Court also holds that arbitrability questions must be resolved by the arbitrator
The 10th Circuit has decided two significant issues in an otherwise garden-variety off-the-clock case, one relating to arbitration and the other to one inherent problem in such cases. Brayman v. Keypoint Government Solutions, Inc., Case Nos. 22-1118 & 22-1168 (10th Cir. 2023).
The facts of the Brayman case were generally unremarkable. The defendant was in the business of performing investigations and background checks for various federal agencies. It employed field investigators to undertake the necessary interviews, public records searches, and the writing of investigation reports. Like most employers, it required advance approval of overtime. As is often the case in this type of litigation, the plaintiffs contended that they could not complete all of their work without overtime, and that they underreported their time to avoid the possibility of discipline.
The district court conditionally certified the case and 214 individuals opted in, 63 of whom were from California. The plaintiffs then asserted a Rule 23 set of claims for all California employees based on similar off-the-clock allegations and claimed missed meal and rest breaks.
The defendant asserted arbitration agreements as to most of the California employees, which the district court found to be unenforceable. The court also certified Rule 23 class and granted "final FLSA certification" as to the rest.
The 10th Circuit reversed on both counts. As to arbitration, the plaintiffs raised what appear to be colorable arguments that the arbitration agreements did not apply, but the court of appeals found that the agreements also provided that such determinations were to be made by the arbitrator. That provision meant that, indeed, the arbitrator and not the court should have decided that question.
As to the off-the-clock claims, the court found that the lower court's analysis was lacking and did not constitute the required "rigorous" inquiry Rule 23 required. It found multiple questions, such as whether there was common evidence (i.e., common to the class) that the employer was aware that off-the-clock work was being performed. The district court similarly did not analyze whether, in fact, the work could be done in the allotted time or whether some employees' difficulties stemmed from purely local concerns or even their own performance.

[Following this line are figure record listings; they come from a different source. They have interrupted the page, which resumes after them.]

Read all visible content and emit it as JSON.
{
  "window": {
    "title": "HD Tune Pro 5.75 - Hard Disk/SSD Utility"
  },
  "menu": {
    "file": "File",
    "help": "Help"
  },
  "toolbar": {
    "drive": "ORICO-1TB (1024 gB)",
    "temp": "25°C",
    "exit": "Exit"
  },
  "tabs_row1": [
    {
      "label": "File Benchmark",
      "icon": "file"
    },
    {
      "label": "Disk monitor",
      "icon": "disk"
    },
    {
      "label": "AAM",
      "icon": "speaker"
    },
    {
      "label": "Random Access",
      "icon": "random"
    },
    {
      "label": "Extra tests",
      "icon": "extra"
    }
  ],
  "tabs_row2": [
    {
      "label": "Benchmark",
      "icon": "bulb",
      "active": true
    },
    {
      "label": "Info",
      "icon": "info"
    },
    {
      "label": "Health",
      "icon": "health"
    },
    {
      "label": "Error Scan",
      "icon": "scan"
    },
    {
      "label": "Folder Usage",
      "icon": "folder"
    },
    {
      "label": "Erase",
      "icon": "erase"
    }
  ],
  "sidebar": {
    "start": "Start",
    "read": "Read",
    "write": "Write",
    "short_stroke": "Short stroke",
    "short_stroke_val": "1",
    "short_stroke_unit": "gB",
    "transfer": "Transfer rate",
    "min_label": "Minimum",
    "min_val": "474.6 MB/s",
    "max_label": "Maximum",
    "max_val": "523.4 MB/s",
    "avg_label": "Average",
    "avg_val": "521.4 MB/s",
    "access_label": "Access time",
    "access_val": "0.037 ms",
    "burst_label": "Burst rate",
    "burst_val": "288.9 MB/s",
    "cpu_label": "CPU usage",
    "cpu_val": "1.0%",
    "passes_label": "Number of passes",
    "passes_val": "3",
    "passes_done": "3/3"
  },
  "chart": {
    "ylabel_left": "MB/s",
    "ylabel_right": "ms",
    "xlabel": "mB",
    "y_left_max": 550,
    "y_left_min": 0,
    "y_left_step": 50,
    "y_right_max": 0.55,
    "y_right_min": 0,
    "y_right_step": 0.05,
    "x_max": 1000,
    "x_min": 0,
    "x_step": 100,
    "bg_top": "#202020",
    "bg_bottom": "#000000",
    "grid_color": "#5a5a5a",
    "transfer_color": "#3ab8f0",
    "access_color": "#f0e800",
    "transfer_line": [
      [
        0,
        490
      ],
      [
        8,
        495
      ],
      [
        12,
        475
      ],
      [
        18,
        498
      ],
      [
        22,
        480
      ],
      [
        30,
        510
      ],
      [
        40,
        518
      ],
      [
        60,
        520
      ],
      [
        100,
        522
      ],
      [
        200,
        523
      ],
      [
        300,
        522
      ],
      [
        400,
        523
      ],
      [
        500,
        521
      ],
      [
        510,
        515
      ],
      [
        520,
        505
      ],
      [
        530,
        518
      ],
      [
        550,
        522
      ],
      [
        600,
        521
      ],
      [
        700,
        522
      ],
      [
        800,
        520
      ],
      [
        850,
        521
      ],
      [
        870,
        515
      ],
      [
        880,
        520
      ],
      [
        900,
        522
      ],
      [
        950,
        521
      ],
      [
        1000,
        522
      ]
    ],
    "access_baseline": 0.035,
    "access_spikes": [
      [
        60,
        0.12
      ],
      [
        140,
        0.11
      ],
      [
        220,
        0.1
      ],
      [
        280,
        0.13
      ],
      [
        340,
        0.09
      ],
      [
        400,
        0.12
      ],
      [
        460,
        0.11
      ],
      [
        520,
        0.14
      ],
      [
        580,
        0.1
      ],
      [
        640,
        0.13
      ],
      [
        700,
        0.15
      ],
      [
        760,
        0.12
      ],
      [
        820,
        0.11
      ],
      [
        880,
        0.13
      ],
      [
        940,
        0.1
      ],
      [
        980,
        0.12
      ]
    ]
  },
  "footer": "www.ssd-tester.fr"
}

Tellingly, in a comment that would apply to many such cases, the court stated:
"There is no illegality in setting very high (perhaps unrealistic) productivity requirements. Those requirements might lead to dismissal of many, perhaps even a large majority, of those hired. But as long as they are paid what they are due, they have no complaint [under applicable law]."
The decision in Brayman is a reminder that the terms of the arbitration agreement can determine questions of arbitrability. More broadly, it also highlights a problem common to many off-the-clock cases, which is that they almost always devolve into individual inquiries even if the employees may claim that the employer's policies overall were too strict.
The bottom line: Almost by their very nature, off-the-clock cases often involve individual inquiries that may make them unsuitable for class or collective treatment.